While the system’s new, it’s not the Los Alamos lab’s first D-Wave computer. Irene Qualters, associate laboratory director for simulation and computation at the lab, said her team was excited to work with the new system next year:
This is the third time we will have upgraded our D-Wave system. Each upgrade has enabled new research into developing quantum algorithms and new tools in support of Los Alamos’ national security mission.
In 2015, under the direction of the Obama administration, D-Wave and the Los Alamos lab began working together to explore quantum computing technology. Unlike the Manhattan Project, for which the lab was built, this research isn’t necessarily practical, at least not yet. The deal is a joint-study between the government and D-Wave that seeks to develop the technology that will, hopefully, lead to a universal quantum computer one day. The two groups are essentially working together to develop the first useful commercial algorithms, software, and hardware for quantum systems.

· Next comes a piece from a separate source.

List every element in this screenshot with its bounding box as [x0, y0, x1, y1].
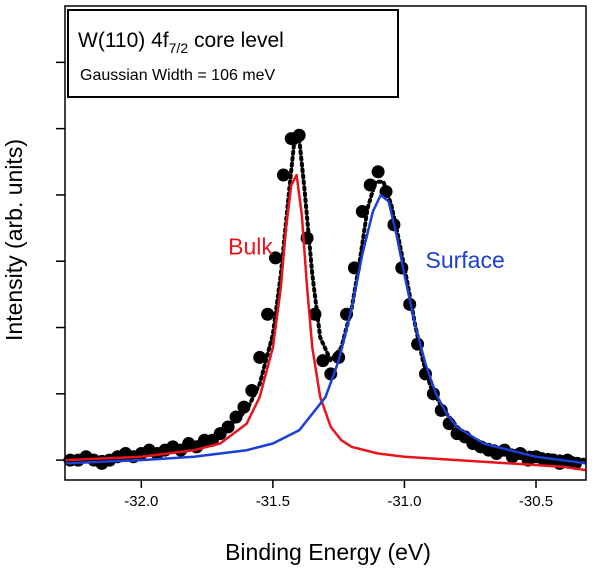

The difference between D-Wave’s computers and the ones that companies such as Google, Rigetti, and IBM are working on are a matter of more than just the number of qubits in use. Google, for example, recently let slip that it’d achieved ‘quantum supremacy’ with a 72-qubit machine. D-Wave’s 5,000-qubit system would be unfathomably powerful by the same standards.
But D-Wave’s quantum systems aren’t universal quantum computers, they’re designed from the ground up for a specific task: they only solve optimization problems. The 2000Q and Advantage systems work differently than Google’s Bristlecone and IBM’s Q which, theoretically, should be capable of processing any ‘quantum’ task.
At this point neither approach appears superior despite Google’s alleged claim of having achieved quantum supremacy. The reality is that all of these companies are years, maybe even decades away from developing a useful (let alone cost-effective) quantum computer.
But don’t let that spoil the news, the leap from 2,000 qubits to 5,000 is still a massive accomplishment. It’s been a great week for quantum computing breakthroughs!